I gave several of these pillow cases a name– Slagbrain, Thistledown, and Ubu Roi– thinking to assist them by providing motivation to return to the realms of practicality. Maybe if I personalized these cases, they would lead their sheep-like brethren to the light.
Surely someone on the staff, removed briefly from pressing matters of the day, such as fretting over Progress and Efficiency and new Construction and the ultimate installation of Computers, would stumble on them for the betterment of all.
To help them pass the time, I gave the lost pillow cases a game to play. “Warp!” could be lots of fun. It didn’t have many rules to learn, so they could play with complete abandon. The goal of Warp! was to escape the Wheel of Time and enter the… Eternal Zone. The winner would be the case who realized, with the suddenness of a smack to the head, the Zen reality of having been a winner all along.
The prospect of winning was especially appealing to the Pillow Case named Slagbrain.
I reassured them all that, until recent days, pillow cases mattered. In fact, students had mattered, physical and psychological health had mattered, but now what seemed to matter most around the place was something alien, something of growing concern to the staff.
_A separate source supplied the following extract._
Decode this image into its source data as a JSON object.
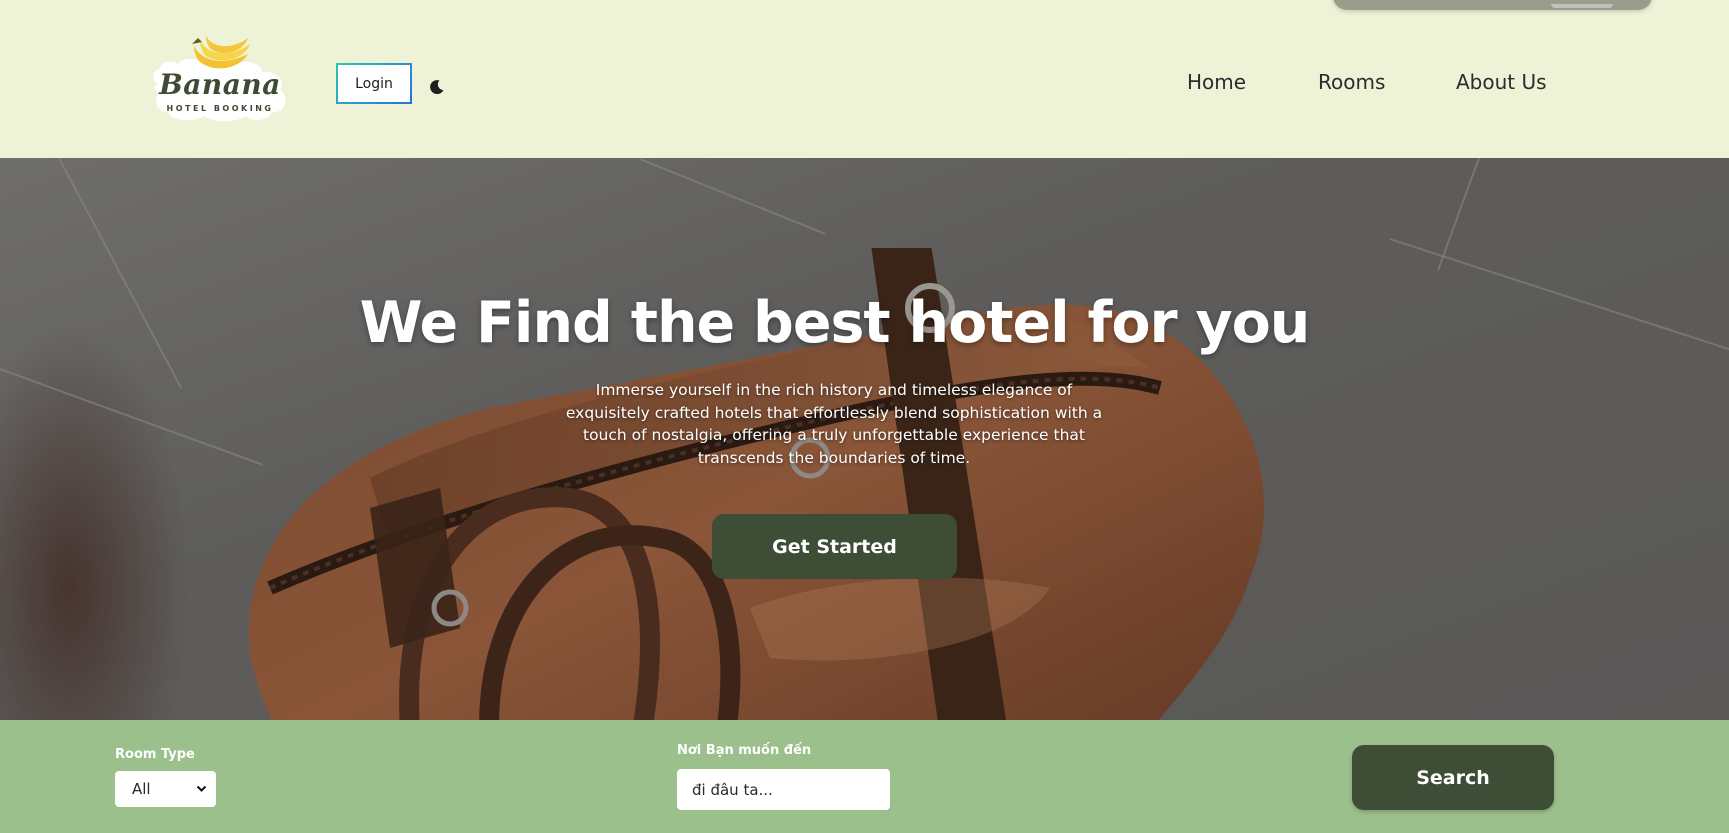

It was rumored, for example, that in coming months, the residential staff would no longer be allowed to drink beer in the after-hours while on duty in the lounge.
One night the lost pillow cases heard a crash from the rowdy staff lounge overhead. Plaster rained down from the ceiling of the Laundry Room.
The kids were all asleep in their beds but the staff was getting loose. No one cared about the Pillow Cases– they who had no TV, radio, beer, or human head for company. Warp! was not enough to ease their tribulations.
I felt sorry for the Pillow Cases and, with beer in hand, made an exit from the lounge. I urged the cases to come out, to have some fun, to remove themselves from the constraints imposed by Homo sapiens.
I believed that some of the Pillow Cases heard me. Slagbrain, Thistledown and Ubu Roi must have heard. A sound of laughter rippled from the twilight zone, an area of the building other than the lighted windows of the lounge.
I stood beneath the great oaks of a wonderful plantation house, a school about to change with the times. I took a drink from my bottle, confident that those Pillow Cases would soon be found. They would again be reunited with a pillow. They’d be happy in their home.
Ah, if only folks knew how true-to-life this story is (well, the first part, rather) it would register as that much funnier. The “bureaucratic bungling” is all too common – but it makes for some hilarious stories.
For a writer like myself, I don’t need to make up stuff, not all of it (for better or worse). Thank you, Bob.
A close friend worked as communications director for the state’s department of HRS. She told me similar tales of bureaucratic silliness, but none were this entertaining!
Wow, and a communications director must hear it all at that level… Thanks for the compliment, Jim.
Seems like these pillowcases are some combination of metaphor and surrealism. Either way, this was pretty funny–I’m imagining several levels of adults so incapable of finding household supplies that they call on an 8-year-old to do their job!
I guess I’d see them that way, Brent, as a combination of metaphor and surrealism. And dependent totally on the bungling talents of the workforce that requires a childlike beauty to figure things out. Thanks again for your perspective!